One thing that people regularly do is quantify how much of a particular activity they do, but they rarely quantify how well they do it.The goal of this project is to predict the manner in which they did the exercise. The main strategy that will be followed is: after cleaning the data, three subsets will be created: one for training, one for testing the different models, and a last one for validation of the chosen model.

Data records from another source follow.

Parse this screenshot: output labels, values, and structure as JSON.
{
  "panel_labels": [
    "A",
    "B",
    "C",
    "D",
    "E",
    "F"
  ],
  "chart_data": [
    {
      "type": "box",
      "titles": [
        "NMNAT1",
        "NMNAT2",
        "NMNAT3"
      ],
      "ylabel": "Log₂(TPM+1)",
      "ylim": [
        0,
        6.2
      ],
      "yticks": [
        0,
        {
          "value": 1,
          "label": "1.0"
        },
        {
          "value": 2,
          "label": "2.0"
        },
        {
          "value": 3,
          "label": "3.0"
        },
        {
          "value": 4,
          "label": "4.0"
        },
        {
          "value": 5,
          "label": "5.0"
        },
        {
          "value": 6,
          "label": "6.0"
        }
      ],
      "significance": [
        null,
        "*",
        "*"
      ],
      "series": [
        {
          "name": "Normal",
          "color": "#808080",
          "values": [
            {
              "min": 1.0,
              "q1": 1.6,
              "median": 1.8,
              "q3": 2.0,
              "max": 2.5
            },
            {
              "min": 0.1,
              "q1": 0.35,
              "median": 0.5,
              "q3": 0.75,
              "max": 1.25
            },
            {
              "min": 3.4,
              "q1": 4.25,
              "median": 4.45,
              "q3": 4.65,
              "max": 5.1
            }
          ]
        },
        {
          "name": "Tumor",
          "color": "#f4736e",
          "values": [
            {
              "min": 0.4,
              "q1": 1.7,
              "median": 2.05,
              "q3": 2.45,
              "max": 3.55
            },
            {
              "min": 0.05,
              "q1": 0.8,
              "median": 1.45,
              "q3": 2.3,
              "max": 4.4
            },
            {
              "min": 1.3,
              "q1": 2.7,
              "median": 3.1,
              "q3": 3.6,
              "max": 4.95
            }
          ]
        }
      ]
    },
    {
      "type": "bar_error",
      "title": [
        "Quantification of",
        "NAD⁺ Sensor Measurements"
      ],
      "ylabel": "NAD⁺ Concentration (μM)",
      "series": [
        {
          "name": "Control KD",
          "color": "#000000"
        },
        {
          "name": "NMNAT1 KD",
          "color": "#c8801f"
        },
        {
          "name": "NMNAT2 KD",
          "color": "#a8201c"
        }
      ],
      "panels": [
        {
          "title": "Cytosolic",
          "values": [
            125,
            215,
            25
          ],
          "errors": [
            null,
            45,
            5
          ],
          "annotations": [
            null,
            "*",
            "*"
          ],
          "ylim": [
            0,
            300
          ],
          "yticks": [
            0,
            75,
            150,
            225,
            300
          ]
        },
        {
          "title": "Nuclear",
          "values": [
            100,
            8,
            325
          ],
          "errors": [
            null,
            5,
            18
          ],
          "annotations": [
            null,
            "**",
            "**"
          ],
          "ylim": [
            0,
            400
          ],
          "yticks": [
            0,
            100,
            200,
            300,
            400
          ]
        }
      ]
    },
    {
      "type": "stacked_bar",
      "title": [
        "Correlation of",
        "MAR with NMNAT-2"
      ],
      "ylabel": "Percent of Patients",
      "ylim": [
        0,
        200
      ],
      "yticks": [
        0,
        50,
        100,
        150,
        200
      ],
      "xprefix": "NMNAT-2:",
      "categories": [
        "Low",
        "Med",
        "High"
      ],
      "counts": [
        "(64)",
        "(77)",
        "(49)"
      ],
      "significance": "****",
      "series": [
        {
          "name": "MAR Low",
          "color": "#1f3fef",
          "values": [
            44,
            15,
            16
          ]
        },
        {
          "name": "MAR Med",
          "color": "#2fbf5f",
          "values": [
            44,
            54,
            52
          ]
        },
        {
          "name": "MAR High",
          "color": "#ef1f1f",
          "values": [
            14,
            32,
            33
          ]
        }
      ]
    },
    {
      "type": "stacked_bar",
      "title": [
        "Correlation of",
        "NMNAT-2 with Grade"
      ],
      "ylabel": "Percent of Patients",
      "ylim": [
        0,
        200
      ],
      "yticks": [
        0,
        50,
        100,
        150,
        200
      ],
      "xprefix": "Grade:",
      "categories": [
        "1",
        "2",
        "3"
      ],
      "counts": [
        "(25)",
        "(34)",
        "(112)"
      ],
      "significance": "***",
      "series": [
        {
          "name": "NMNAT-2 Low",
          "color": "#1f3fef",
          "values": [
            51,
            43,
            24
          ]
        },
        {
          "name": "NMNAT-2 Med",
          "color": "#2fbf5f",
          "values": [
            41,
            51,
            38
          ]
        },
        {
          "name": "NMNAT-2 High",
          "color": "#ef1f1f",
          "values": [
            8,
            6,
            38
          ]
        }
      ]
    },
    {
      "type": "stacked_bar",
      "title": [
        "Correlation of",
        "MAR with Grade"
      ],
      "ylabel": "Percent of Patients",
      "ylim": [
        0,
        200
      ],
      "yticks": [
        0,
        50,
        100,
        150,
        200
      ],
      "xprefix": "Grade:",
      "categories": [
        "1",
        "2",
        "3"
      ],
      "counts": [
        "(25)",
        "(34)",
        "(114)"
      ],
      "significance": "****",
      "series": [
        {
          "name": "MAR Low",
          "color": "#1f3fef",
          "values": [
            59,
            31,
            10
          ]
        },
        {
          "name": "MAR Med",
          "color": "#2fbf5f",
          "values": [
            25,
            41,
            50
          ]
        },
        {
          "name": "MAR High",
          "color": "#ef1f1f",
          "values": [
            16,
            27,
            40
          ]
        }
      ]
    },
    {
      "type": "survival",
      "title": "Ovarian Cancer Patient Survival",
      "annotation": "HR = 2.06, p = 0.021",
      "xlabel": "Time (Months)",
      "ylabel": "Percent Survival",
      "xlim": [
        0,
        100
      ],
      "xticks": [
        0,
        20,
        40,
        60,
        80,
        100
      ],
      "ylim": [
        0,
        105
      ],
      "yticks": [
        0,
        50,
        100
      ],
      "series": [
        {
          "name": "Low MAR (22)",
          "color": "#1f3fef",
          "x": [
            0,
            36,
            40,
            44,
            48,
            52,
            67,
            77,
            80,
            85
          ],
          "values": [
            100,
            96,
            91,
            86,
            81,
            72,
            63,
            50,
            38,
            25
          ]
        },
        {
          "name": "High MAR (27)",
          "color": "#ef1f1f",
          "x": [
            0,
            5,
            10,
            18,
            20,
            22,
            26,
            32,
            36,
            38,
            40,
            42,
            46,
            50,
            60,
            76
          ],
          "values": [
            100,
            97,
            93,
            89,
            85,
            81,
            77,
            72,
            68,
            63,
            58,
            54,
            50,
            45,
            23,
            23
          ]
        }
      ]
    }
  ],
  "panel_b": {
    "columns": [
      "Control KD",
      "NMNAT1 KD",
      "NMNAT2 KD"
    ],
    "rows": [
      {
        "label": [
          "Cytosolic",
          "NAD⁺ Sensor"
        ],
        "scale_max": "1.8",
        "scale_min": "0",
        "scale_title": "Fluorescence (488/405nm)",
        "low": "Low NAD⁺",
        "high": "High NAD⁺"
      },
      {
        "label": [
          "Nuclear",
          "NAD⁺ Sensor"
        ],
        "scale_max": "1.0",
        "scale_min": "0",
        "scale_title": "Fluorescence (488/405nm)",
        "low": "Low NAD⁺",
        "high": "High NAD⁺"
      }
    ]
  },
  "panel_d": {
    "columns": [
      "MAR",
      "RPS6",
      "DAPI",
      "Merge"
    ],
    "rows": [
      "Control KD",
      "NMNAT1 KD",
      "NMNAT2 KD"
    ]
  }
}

if (file.exists('preddata.csv') == FALSE){
download.file('https://d396qusza40orc.cloudfront.net/predmachlearn/pml-training.csv',
destfile = './preddata.csv',method = 'curl')
}
if (file.exists('quiz.csv') == FALSE) {
download.file('https://d396qusza40orc.cloudfront.net/predmachlearn/pml-testing.csv',
destfile = './quiz.csv',method = 'curl')
}
preddata <- read.csv('preddata.csv')
quiz <- read.csv('quiz.csv')
library(caret)
library(rattle)
library(ElemStatLearn)
library(randomForest)
library(e1071)
library(h2o)
set.seed(68490)
We then proceed to modify the class of certain variables into factor and POSIXct.
preddata$classe <- factor(preddata$classe)
preddata$user_name <- factor(preddata$user_name)
preddata$cvtd_timestamp <- as.POSIXct(preddata$cvtd_timestamp,format='%d/%m/%Y %H:%M')
We drop the variable X, which merely indicates the number of the observation. Likewise, certain variables that happen to have a considerable number of NA are removed.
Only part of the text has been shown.